Being a rhythm game, Music Island presented a number of unique and fun challeges from a programming perspective. The great difficulty in programming rhythm-based games is in keeping gameplay synchronized with the game's music. A fully-featured triple-A engine like BASS might be able to analyze the music in real-time and use it to guide gameplay. However, for our one-programmer team, analyzing the stream in real-time was not really an option. We would have to find some way to overlay music onto the game and force the game to keep pace with it.

The concept was fairly simple. We would use MP3 music. With the length of the song, the number of measures, and the time signature, I can calculate the time in milliseconds between each beat - or any subdivision of the beat. When the song is running, the program keeps track of which beat it is on simply by counting up with a Stopwatch. When the time exceeds the amount of time per beat, we go to the next one (carrying over the leftover time).

To have the game actually use this information, I determine what kind of beat the song was currently on (quarters, eighths, thirty-seconds, etc) and the distance in thirty-second notes from the nearest quarter note. If that value is within a threshold, I accept input and generate a spell.

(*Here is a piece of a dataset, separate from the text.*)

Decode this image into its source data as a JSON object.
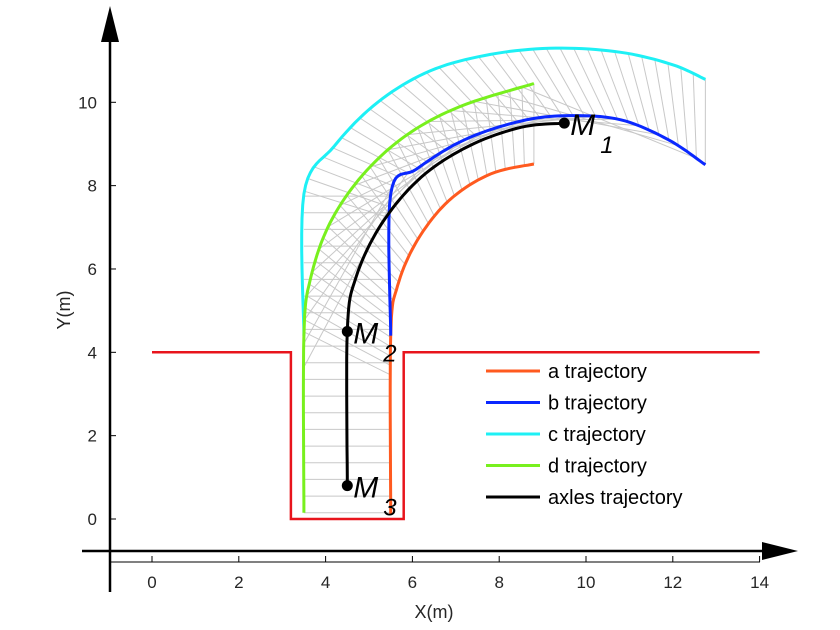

I found that MP3 files were not actually a sufficient solution, for our resources at least (the XNA engine). Despite our best efforts to get accurate timings, I could not make the game stay in sync with the music. Within 5 or 10 seconds, they would be on off-beats, and XNA offered me no way to control how the MP3 was being played to attempt to correct this. I concluded that XNA's MediaPlayer class, which was playing the MP3s, was probably the issue, so our solution was to split the songs up into segments of WAVs. In addition, our songs were designed and composed such that they could be split up into layers by instrument. So we ended up with a bunch of two-measure wave files of single-instrument lines. I wrote an XML format so our composer could stack and sequence these segments however he liked. This helped cut down on the otherwise-huge filesize wav files would have caused by re-using tunes multiple times in a song.

Now with these segmented WAVs, we had far more control over the speed the music was played at, and we were able to synchronize the music periodically. This was ultimately sufficient to keep the game as a whole completely in sync. It was a feature we were still tweaking, though, even after the game's first submission!